More news to know now

What’s the weather today? Check your local forecast here.

Weed killer in your child’s lunchbox?

Health Secretary Robert F. Kennedy, Jr.’s Make America Healthy Again commission report is set to release by Thursday, gathering data on how toxins may be contributing to widespread diseases. The report will offer a comprehensive look at how Americans have become sick from exposure to toxins in food, environment and pharmaceutical drugs. For instance, it will highlight a 2022 Centers for Diseases Control and Prevention study, which found that 87% of 650 children tested had herbicide glyphosate in their urine. Most of our exposure to glyphosate, which is used in weed killers like Roundup, occurs through food.

Caregiving on the brink

“I would love to be married someday. I don’t know if that’s something that will happen for me, just because caregiving is a full-time responsibility and not everyone has the capacity to understand what caregiving means, what it looks like and the sacrifice that it takes, and that they can’t always be your No. 1 priority.”

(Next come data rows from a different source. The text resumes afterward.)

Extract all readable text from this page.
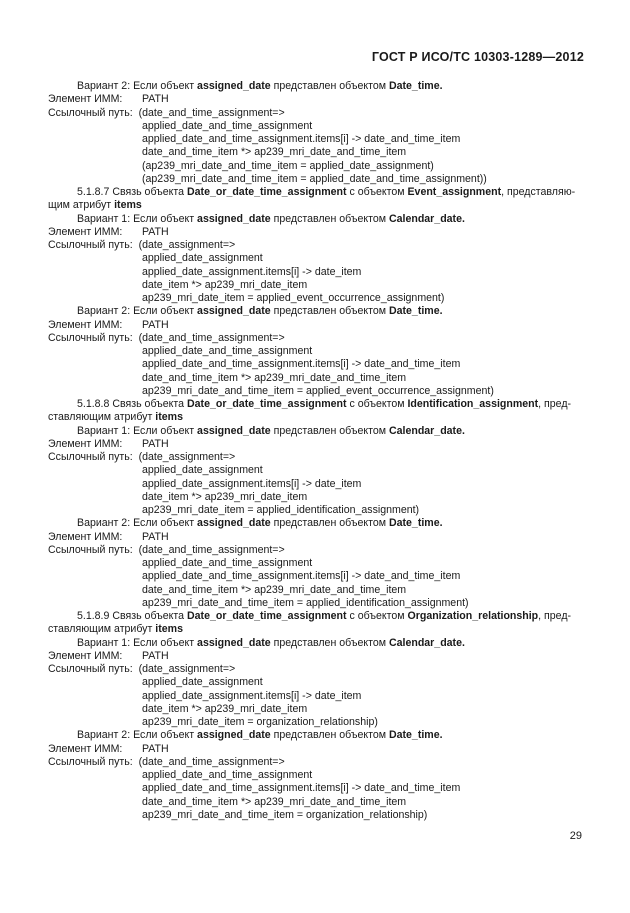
ГОСТ Р ИСО/ТС 10303-1289—2012
Вариант 2: Если объект assigned_date представлен объектом Date_time.
Элемент ИММ: PATH
Ссылочный путь: (date_and_time_assignment=>
applied_date_and_time_assignment
applied_date_and_time_assignment.items[i] -> date_and_time_item
date_and_time_item *> ap239_mri_date_and_time_item
(ap239_mri_date_and_time_item = applied_date_assignment)
(ap239_mri_date_and_time_item = applied_date_and_time_assignment))
5.1.8.7 Связь объекта Date_or_date_time_assignment с объектом Event_assignment, представляю-
щим атрибут items
Вариант 1: Если объект assigned_date представлен объектом Calendar_date.
Элемент ИММ: PATH
Ссылочный путь: (date_assignment=>
applied_date_assignment
applied_date_assignment.items[i] -> date_item
date_item *> ap239_mri_date_item
ap239_mri_date_item = applied_event_occurrence_assignment)
Вариант 2: Если объект assigned_date представлен объектом Date_time.
Элемент ИММ: PATH
Ссылочный путь: (date_and_time_assignment=>
applied_date_and_time_assignment
applied_date_and_time_assignment.items[i] -> date_and_time_item
date_and_time_item *> ap239_mri_date_and_time_item
ap239_mri_date_and_time_item = applied_event_occurrence_assignment)
5.1.8.8 Связь объекта Date_or_date_time_assignment с объектом Identification_assignment, пред-
ставляющим атрибут items
Вариант 1: Если объект assigned_date представлен объектом Calendar_date.
Элемент ИММ: PATH
Ссылочный путь: (date_assignment=>
applied_date_assignment
applied_date_assignment.items[i] -> date_item
date_item *> ap239_mri_date_item
ap239_mri_date_item = applied_identification_assignment)
Вариант 2: Если объект assigned_date представлен объектом Date_time.
Элемент ИММ: PATH
Ссылочный путь: (date_and_time_assignment=>
applied_date_and_time_assignment
applied_date_and_time_assignment.items[i] -> date_and_time_item
date_and_time_item *> ap239_mri_date_and_time_item
ap239_mri_date_and_time_item = applied_identification_assignment)
5.1.8.9 Связь объекта Date_or_date_time_assignment с объектом Organization_relationship, пред-
ставляющим атрибут items
Вариант 1: Если объект assigned_date представлен объектом Calendar_date.
Элемент ИММ: PATH
Ссылочный путь: (date_assignment=>
applied_date_assignment
applied_date_assignment.items[i] -> date_item
date_item *> ap239_mri_date_item
ap239_mri_date_item = organization_relationship)
Вариант 2: Если объект assigned_date представлен объектом Date_time.
Элемент ИММ: PATH
Ссылочный путь: (date_and_time_assignment=>
applied_date_and_time_assignment
applied_date_and_time_assignment.items[i] -> date_and_time_item
date_and_time_item *> ap239_mri_date_and_time_item
ap239_mri_date_and_time_item = organization_relationship)
29
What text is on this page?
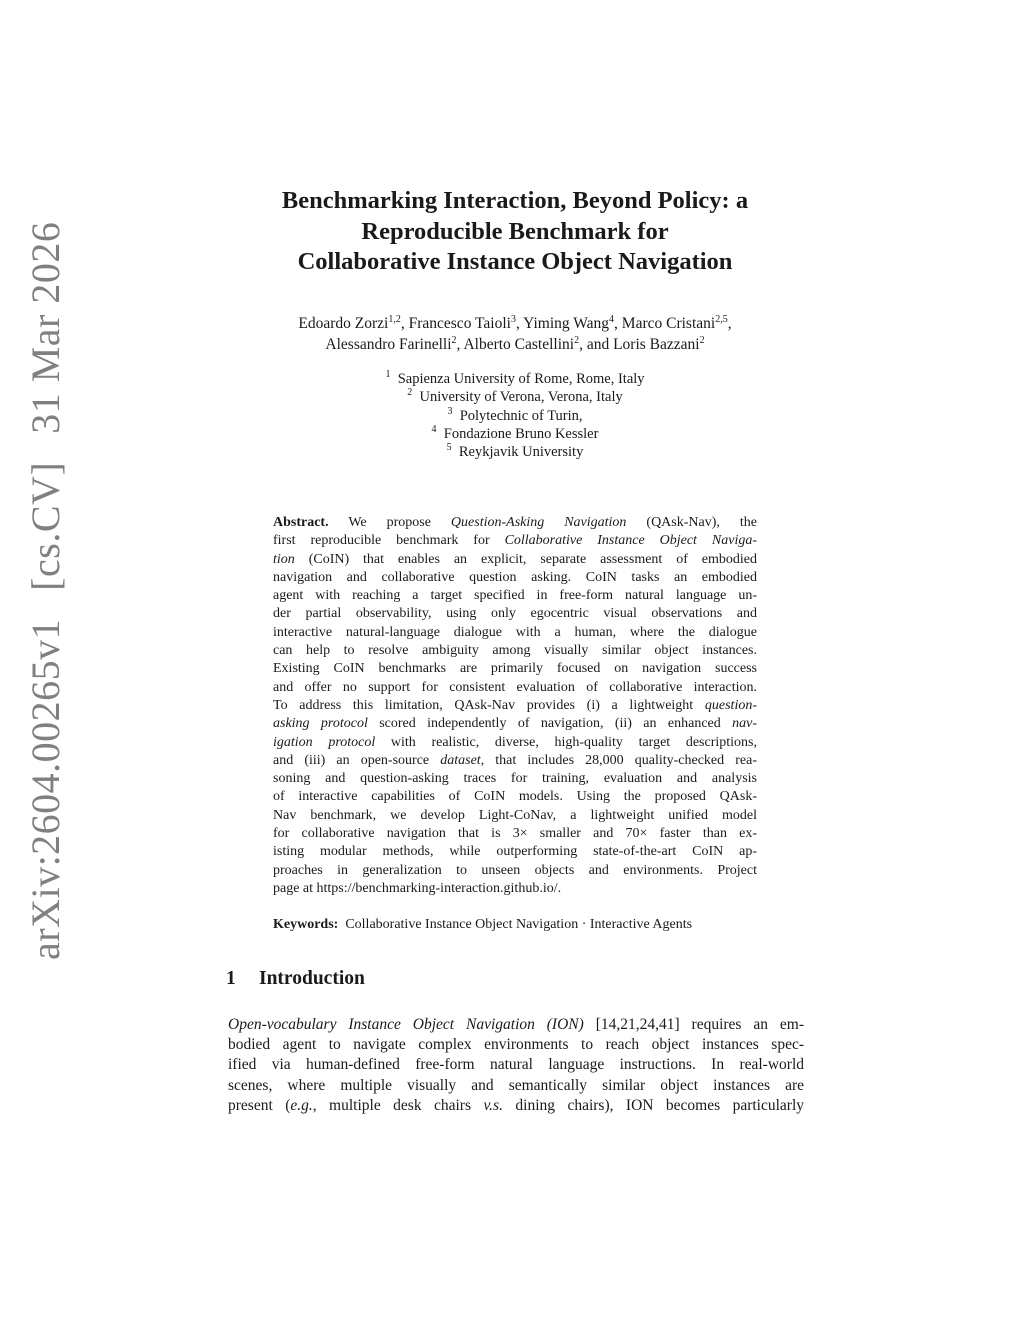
arXiv:2604.00265v1[cs.CV]31 Mar 2026
Benchmarking Interaction, Beyond Policy: a
Reproducible Benchmark for
Collaborative Instance Object Navigation
Edoardo Zorzi$^{1,2}$, Francesco Taioli$^3$, Yiming Wang$^4$, Marco Cristani$^{2,5}$,
Alessandro Farinelli$^2$, Alberto Castellini$^2$, and Loris Bazzani$^2$
$^1$ Sapienza University of Rome, Rome, Italy
$^2$ University of Verona, Verona, Italy
$^3$ Polytechnic of Turin,
$^4$ Fondazione Bruno Kessler
$^5$ Reykjavik University
Abstract. We propose Question-Asking Navigation (QAsk-Nav), the
first reproducible benchmark for Collaborative Instance Object Naviga-
tion (CoIN) that enables an explicit, separate assessment of embodied
navigation and collaborative question asking. CoIN tasks an embodied
agent with reaching a target specified in free-form natural language un-
der partial observability, using only egocentric visual observations and
interactive natural-language dialogue with a human, where the dialogue
can help to resolve ambiguity among visually similar object instances.
Existing CoIN benchmarks are primarily focused on navigation success
and offer no support for consistent evaluation of collaborative interaction.
To address this limitation, QAsk-Nav provides (i) a lightweight question-
asking protocol scored independently of navigation, (ii) an enhanced nav-
igation protocol with realistic, diverse, high-quality target descriptions,
and (iii) an open-source dataset, that includes 28,000 quality-checked rea-
soning and question-asking traces for training, evaluation and analysis
of interactive capabilities of CoIN models. Using the proposed QAsk-
Nav benchmark, we develop Light-CoNav, a lightweight unified model
for collaborative navigation that is 3× smaller and 70× faster than ex-
isting modular methods, while outperforming state-of-the-art CoIN ap-
proaches in generalization to unseen objects and environments. Project
page at https://benchmarking-interaction.github.io/.
Keywords: Collaborative Instance Object Navigation · Interactive Agents
1 Introduction
Open-vocabulary Instance Object Navigation (ION) [14,21,24,41] requires an em-
bodied agent to navigate complex environments to reach object instances spec-
ified via human-defined free-form natural language instructions. In real-world
scenes, where multiple visually and semantically similar object instances are
present (e.g., multiple desk chairs v.s. dining chairs), ION becomes particularly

~ Aisha Adkins, 40, a full-time caregiver in Georgia who went several years without a job and without health insurance while caring for mother. Adkins told USA TODAY she also found it difficult to maintain friendships and other relationships while caring for her parents. Adkins’ story illustrates how nearly half of America’s states are on the brink of a caregiving emergency, with the worst conditions being in the South.

Today’s talkers

USA TODAY Exclusive: Civil suit against Sean ‘Diddy’ Combs had fabricated rape kit evidence

Claims of a sexual assault and a backlogged rape kit that resulted in a $100 million default judgment against Sean “Diddy” Combs are not true, USA TODAY has confirmed. And as the rap mogul’s criminal trial unfolds in New York, his lawyers have succeeded in having the civil award thrown out. The civil suit against Combs was filed by a Michigan prison inmate who alleged Combs sexually assaulted him in 1997. The inmate, Derrick Lee Cardello-Smith, claimed his rape kit – like hundreds of thousands of others around the country – had sat untested for years. USA TODAY exclusively confirmed Cardello-Smith’s allegations were false. 

Photo of the day: Kate wears butter

Pale yellow is all the rage for fashion this spring, and Princess Kate was no exception to the trend. The Princess of Wales donned a buttery tailored dress for the Royal Garden Party at Buckingham Palace on Tuesday. Wills switched it up with a beard.